While Giggs has appeared as a pundit since leaving United and been linked with managerial positions elsewhere, life has been fairly quiet for him. In the face of the criticism he received from some sections of the United support for not doing more to save the fans from having to endure the awful football of the Van Gaal reign, he has largely stayed quiet.

However, this week, he has spoken out about some of the decisions the Dutchman made that he did not agree with.

“There have been a lot who have come through that haven’t been United players and also players who were United players and shouldn’t have left,” Giggs told The Times.

“I’m talking about Rafael, Welbeck, Jonny Evans — players who are United through and through.

“It was hard because Louis had his own ideas and you had to respect that, but, yes, we had a few arguments about a couple of them. He understood [my position] because I had played with those lads, but they just weren’t for him.”
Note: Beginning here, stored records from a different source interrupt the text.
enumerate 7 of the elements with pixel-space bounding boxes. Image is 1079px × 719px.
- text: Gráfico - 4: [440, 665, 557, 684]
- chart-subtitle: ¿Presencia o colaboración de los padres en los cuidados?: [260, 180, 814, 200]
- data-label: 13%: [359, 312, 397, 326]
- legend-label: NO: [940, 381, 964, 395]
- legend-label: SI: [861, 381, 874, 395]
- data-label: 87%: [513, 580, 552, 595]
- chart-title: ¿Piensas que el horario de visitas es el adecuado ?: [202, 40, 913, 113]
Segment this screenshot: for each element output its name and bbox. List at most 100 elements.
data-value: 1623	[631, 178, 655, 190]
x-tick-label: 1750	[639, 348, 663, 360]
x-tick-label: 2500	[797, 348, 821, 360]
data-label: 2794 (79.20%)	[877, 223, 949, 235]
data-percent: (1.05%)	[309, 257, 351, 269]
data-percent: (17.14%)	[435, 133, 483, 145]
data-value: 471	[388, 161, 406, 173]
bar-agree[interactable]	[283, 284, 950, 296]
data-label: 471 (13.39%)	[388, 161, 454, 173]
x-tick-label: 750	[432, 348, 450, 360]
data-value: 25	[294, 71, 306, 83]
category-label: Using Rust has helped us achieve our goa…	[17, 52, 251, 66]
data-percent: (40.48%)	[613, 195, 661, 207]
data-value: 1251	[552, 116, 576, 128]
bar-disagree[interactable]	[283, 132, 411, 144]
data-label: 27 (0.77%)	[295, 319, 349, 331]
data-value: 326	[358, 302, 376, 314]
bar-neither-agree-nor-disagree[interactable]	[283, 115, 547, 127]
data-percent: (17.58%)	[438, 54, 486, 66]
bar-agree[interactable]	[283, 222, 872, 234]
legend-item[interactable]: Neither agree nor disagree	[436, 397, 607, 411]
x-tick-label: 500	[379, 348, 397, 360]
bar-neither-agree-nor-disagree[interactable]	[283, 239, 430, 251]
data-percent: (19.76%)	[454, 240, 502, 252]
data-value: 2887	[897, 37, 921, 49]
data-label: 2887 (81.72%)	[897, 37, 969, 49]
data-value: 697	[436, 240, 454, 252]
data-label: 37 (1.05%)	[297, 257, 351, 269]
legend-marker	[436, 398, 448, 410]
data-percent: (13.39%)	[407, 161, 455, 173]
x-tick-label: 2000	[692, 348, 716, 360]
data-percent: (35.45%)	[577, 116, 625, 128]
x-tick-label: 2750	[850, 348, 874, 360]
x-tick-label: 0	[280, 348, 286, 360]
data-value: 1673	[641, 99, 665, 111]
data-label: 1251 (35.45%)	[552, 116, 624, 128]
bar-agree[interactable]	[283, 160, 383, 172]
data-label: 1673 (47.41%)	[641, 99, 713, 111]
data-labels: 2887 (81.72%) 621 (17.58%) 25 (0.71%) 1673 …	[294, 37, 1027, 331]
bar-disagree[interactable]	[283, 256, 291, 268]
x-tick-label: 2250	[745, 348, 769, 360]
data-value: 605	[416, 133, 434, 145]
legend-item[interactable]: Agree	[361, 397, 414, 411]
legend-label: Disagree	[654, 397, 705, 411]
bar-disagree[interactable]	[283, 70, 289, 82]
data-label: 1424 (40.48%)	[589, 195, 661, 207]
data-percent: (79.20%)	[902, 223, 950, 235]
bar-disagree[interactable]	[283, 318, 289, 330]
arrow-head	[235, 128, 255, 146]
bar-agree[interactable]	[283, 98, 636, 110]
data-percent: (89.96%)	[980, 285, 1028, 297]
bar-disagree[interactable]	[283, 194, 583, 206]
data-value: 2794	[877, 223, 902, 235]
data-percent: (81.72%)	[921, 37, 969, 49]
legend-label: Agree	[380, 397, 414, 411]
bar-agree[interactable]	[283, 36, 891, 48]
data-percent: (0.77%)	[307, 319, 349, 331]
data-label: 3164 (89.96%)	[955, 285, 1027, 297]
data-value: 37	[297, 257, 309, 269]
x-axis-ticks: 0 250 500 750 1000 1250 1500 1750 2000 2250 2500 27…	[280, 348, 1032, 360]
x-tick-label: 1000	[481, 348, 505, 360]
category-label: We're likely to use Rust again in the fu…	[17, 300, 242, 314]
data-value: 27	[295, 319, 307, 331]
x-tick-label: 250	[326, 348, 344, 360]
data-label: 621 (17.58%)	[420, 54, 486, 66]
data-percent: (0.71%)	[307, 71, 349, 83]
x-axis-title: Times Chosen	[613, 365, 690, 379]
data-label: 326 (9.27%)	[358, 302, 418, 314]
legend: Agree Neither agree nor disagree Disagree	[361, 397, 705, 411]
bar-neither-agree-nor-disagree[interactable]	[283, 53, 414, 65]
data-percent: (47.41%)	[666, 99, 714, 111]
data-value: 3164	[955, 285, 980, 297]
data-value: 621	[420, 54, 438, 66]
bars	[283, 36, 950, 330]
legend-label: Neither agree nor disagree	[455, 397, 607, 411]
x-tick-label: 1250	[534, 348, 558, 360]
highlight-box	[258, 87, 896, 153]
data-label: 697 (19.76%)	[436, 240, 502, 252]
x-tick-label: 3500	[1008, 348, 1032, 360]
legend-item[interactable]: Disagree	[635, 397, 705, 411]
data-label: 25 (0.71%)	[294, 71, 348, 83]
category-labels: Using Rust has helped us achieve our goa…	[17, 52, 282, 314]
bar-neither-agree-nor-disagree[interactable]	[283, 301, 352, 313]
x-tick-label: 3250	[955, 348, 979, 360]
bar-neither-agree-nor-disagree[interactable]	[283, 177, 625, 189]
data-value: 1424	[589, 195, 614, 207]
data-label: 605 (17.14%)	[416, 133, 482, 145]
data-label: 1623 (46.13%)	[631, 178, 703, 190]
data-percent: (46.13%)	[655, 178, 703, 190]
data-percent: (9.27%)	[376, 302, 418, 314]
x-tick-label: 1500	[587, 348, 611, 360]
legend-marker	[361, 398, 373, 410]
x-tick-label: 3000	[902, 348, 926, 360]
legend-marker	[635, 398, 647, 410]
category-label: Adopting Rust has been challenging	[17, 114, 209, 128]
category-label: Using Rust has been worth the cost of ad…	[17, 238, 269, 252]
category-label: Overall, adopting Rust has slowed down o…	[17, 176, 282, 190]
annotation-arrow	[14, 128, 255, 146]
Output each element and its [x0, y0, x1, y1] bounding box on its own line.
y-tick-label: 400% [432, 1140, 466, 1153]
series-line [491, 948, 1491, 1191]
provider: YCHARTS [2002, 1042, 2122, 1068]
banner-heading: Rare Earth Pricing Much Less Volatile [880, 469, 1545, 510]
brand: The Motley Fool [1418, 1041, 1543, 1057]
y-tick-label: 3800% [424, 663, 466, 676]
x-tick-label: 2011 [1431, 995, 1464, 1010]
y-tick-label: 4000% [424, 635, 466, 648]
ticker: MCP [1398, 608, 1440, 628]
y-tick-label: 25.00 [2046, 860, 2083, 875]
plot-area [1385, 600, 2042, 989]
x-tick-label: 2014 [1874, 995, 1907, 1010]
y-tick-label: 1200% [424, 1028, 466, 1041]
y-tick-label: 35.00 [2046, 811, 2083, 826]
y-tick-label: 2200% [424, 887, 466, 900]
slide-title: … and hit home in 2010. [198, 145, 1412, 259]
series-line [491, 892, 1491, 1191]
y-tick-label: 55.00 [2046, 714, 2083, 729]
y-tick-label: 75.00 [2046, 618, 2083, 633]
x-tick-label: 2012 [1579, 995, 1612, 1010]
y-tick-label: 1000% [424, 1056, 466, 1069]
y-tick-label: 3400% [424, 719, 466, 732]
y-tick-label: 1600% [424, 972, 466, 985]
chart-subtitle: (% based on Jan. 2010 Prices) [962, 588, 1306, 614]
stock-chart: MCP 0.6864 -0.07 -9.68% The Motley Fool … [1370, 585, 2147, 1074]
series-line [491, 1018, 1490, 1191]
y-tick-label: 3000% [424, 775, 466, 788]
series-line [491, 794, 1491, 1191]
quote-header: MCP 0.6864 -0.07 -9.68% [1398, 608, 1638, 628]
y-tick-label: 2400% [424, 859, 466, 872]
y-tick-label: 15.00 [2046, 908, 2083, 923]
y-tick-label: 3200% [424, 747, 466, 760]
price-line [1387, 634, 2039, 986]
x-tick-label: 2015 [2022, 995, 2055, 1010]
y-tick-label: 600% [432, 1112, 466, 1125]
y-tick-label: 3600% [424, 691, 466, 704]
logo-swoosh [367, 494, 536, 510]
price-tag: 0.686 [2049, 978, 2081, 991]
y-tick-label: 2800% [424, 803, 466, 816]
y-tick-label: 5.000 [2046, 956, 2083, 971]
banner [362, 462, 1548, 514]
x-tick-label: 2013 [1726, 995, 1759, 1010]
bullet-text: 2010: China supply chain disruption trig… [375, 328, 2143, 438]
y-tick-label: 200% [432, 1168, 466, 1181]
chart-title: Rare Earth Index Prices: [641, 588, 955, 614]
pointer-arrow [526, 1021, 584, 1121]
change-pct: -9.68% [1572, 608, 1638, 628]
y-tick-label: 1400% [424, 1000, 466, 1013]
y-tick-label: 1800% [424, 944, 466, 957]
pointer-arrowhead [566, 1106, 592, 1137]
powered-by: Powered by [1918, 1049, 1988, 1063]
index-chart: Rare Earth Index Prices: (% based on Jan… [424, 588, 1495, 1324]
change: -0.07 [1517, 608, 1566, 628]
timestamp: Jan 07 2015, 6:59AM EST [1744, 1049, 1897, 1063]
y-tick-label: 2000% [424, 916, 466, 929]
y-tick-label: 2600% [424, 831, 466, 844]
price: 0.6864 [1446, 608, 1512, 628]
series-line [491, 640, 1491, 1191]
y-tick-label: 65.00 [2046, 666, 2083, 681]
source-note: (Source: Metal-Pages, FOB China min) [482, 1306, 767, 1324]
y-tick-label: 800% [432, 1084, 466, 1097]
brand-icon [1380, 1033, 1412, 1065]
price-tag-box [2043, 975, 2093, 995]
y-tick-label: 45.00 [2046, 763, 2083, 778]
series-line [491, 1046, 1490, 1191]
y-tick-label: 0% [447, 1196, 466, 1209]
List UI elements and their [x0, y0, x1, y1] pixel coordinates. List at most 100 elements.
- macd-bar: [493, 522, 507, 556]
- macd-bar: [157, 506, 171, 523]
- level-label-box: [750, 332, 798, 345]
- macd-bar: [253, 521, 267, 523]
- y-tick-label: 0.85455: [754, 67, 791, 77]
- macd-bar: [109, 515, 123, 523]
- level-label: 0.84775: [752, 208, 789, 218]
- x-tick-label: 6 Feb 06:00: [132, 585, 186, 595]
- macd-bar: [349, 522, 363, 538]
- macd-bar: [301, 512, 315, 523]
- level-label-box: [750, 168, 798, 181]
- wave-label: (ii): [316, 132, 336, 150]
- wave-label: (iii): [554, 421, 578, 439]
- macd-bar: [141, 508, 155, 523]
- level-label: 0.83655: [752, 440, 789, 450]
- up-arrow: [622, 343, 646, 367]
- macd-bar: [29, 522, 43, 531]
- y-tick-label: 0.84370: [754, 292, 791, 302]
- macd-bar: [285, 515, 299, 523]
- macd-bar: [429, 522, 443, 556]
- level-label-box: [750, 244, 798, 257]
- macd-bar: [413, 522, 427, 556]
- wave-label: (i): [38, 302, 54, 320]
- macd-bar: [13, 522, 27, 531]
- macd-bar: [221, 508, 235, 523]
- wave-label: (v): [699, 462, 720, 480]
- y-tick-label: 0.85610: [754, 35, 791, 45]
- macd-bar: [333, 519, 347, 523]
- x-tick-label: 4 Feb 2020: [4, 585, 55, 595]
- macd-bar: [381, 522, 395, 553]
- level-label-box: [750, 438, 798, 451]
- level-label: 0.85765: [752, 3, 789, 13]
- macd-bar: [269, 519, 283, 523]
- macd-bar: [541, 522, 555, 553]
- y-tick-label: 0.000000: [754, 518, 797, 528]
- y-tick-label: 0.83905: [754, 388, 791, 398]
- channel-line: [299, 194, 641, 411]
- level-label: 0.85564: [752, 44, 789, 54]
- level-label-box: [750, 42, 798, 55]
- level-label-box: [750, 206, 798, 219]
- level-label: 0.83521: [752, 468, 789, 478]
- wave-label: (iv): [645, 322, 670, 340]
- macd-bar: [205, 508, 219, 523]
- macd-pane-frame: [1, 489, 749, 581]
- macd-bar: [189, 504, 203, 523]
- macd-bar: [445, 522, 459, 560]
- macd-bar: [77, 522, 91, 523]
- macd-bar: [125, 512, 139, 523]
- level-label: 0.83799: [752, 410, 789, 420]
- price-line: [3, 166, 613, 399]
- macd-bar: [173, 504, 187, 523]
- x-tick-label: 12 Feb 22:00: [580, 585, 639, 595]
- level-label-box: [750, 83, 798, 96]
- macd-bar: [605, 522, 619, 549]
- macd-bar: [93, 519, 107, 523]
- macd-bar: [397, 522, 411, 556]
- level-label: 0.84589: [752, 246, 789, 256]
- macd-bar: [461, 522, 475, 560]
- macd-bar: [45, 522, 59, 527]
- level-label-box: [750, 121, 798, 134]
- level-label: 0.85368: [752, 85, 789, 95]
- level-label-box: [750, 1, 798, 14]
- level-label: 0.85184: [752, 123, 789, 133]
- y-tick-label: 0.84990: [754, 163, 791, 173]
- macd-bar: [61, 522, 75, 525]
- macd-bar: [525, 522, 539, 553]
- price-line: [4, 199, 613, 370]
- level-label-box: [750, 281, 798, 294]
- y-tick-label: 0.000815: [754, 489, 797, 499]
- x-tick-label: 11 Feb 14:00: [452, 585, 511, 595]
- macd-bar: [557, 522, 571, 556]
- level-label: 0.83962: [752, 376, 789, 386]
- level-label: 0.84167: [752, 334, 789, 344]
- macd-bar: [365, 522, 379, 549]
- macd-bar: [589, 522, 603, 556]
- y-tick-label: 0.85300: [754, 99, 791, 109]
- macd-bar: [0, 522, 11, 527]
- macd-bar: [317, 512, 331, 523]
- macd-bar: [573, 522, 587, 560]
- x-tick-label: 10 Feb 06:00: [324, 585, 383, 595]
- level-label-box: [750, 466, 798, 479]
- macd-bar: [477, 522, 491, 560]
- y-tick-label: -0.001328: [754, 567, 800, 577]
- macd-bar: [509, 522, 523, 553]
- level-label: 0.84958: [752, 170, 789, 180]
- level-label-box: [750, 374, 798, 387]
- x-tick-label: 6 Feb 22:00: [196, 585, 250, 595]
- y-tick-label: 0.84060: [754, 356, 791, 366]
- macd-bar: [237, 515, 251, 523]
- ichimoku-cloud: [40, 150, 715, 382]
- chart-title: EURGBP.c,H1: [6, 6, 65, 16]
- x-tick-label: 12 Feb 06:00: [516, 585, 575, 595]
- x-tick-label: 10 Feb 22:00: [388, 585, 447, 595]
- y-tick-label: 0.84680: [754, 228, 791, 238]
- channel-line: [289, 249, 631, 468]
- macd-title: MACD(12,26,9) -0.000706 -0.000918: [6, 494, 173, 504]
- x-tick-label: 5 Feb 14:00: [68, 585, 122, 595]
These were players who were largely popular with the fanbase and who, if Sir Alex Ferguson had been manager, but would have spent the majority of their career, if not their entire career, at Old Trafford.

Welbeck has suffered badly with injuries since leaving United but, now in his fourth season at Arsenal, has only scored 13 Premier League goals for the club. He wasn’t happy with how far he fell down the pecking order at United but hasn’t enjoyed much better fortune at Arsenal, having started just 39 of the 64 appearances he’s had in the league.

Rafael was injury-prone but United supporters loved his fighting spirit. He always turned up in the big games and would go head to head with any rival player. Pictures of him squaring up to Manchester City’s Carlos Tevez do the rounds on social media whenever United fans discuss him. He’s now in his third season at Lyon.

Evans had been tipped to be the future United captain once upon a time and his performances in the 2011-12 saw him hailed as one of the best young centre-backs in the country. He has since gone on to captain West Brom and was the subject of several rejected bids from Manchester City in the summer.

None of these players would have been superstars at United but the sentimentality of Ferguson, and Giggs, means they would have been kept around far longer if Van Gaal hadn’t been making the decisions. United’s success has always been built around having players in the squad who love the club and give their all every time they play. The likes of Nicky Butt, Wes Brown, John O’Shea or Phil Neville rarely stole the show but they turned up when called upon to help United win trophies.

When looking at Evans and Rafael in particular, you have to look at the players United currently have as squad options in these positions. Is Darmian better than Rafael? Are Smalling or Lindelof better than Evans? It’s arguably not just sentimentality that should have kept these players at the club, but common sense. And if Giggs had his way, they would still be at United.